The assessment catalyzed integration across disciplines represented by researchers from Columbia University, University of Oxford, California Institute of Technology, Potsdam Institute for Climate Impact Research, and Stockholm Environment Institute. It standardized scenarios and metrics later adopted by the UNFCCC Secretariat, influenced climate modeling efforts at National Center for Atmospheric Research and Met Office Hadley Centre, and underpinned economic analyses by World Bank and International Monetary Fund teams. Its synthesis informed subsequent scientific syntheses at Intergovernmental Panel on Climate Change meetings and contributed to capacity building in observatories like Argo, networks such as Global Climate Observing System, and programs run by United Nations Educational, Scientific and Cultural Organization affiliates.

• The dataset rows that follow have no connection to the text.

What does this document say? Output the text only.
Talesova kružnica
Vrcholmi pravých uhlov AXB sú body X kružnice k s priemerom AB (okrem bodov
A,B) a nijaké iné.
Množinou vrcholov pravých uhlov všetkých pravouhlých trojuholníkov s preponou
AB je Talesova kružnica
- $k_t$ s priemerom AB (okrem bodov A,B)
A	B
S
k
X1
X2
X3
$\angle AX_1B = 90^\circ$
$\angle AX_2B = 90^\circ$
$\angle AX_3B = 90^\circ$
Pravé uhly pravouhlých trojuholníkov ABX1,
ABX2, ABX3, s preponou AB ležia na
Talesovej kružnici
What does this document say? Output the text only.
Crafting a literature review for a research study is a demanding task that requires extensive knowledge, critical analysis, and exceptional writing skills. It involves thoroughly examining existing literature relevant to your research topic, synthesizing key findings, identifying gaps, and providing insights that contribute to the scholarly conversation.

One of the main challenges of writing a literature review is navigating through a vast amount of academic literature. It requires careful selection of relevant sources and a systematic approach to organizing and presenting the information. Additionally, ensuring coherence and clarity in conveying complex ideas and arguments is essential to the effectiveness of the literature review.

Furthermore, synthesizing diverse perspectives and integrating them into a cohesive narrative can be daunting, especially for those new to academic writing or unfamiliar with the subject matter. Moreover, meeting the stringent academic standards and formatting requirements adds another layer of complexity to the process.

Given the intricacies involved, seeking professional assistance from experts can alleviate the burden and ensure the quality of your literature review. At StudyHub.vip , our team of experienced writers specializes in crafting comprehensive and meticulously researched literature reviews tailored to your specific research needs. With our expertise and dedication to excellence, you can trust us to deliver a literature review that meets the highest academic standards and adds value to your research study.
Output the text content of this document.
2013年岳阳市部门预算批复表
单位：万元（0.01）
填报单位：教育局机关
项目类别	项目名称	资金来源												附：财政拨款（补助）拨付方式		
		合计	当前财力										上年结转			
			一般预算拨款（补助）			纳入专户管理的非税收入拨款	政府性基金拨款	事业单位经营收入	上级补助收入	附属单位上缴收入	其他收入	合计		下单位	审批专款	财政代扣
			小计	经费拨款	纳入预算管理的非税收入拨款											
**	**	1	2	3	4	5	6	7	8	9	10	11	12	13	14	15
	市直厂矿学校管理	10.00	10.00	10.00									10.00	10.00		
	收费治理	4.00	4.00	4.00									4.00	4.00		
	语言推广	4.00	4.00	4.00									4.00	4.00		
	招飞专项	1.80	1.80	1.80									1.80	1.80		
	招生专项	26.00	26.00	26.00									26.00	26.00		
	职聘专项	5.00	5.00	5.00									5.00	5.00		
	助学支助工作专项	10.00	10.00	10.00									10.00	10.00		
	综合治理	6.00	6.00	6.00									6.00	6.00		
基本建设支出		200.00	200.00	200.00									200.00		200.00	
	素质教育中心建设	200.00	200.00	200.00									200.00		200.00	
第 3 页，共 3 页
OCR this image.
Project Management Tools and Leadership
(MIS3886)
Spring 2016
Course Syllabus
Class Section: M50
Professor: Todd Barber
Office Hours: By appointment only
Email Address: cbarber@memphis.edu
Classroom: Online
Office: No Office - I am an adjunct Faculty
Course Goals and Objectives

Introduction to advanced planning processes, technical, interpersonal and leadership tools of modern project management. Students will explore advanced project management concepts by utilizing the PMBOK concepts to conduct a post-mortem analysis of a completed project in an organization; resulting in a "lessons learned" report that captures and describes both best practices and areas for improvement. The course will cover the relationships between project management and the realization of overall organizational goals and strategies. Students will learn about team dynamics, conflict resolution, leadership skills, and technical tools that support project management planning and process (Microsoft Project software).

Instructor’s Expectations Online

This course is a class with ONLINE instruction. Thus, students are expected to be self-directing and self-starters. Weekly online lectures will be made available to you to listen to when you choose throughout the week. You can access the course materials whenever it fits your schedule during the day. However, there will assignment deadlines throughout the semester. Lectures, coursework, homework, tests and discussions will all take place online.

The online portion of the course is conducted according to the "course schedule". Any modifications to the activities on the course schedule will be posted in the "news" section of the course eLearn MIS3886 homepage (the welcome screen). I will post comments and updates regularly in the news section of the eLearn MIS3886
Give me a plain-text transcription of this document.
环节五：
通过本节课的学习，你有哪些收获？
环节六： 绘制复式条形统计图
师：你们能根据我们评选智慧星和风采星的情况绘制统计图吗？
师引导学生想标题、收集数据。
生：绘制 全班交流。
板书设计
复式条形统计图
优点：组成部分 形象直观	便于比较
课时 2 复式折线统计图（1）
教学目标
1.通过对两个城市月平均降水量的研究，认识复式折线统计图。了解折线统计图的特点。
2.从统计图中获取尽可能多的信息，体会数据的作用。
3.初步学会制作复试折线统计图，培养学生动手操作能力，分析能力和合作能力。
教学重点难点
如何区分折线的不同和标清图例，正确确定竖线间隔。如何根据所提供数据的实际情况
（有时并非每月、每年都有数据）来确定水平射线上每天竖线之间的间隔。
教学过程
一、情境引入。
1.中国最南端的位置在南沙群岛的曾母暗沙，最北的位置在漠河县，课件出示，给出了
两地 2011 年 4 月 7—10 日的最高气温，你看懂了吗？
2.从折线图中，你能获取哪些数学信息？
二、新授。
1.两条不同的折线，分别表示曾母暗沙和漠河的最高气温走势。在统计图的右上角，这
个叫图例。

Responses ranged from endorsement by the Royal Society, National Academy of Sciences, and delegations to the United Nations Framework Convention on Climate Change to critique from commentators in Wall Street Journal-aligned circles and policy analysts in Heritage Foundation-associated forums. Scientific critiques focused on model sensitivity estimates debated at conferences like the American Geophysical Union Fall Meeting and in journals associated with Nature and Science, while diplomatic critiques emphasized economic implications discussed at Organisation for Economic Co-operation and Development ministerial meetings and G-77 consultations. Independent reviews by institutions including Potsdam Institute for Climate Impact Research and Tyndall Centre for Climate Change Research led to methodological refinements in later assessments.
The report established conventions later expanded in subsequent IPCC assessment cycles, influencing the structure of reports issued in 1995, 2001, 2007, 2013, and 2021 and shaping syntheses used by United Nations Framework Convention on Climate Change Parties at Conference of the Parties sessions. Its legacy is evident in the development of integrated assessment models at MIT Joint Program on the Science and Policy of Global Change, scenario frameworks used by Intergovernmental Panel on Climate Change authors, and capacity-building initiatives at World Meteorological Organization regional offices. The report remains a milestone cited in policy documents from European Commission, legal briefs in cases before courts influenced by International Court of Justice advisory requests, and educational curricula at institutions such as University of Cambridge and Harvard University.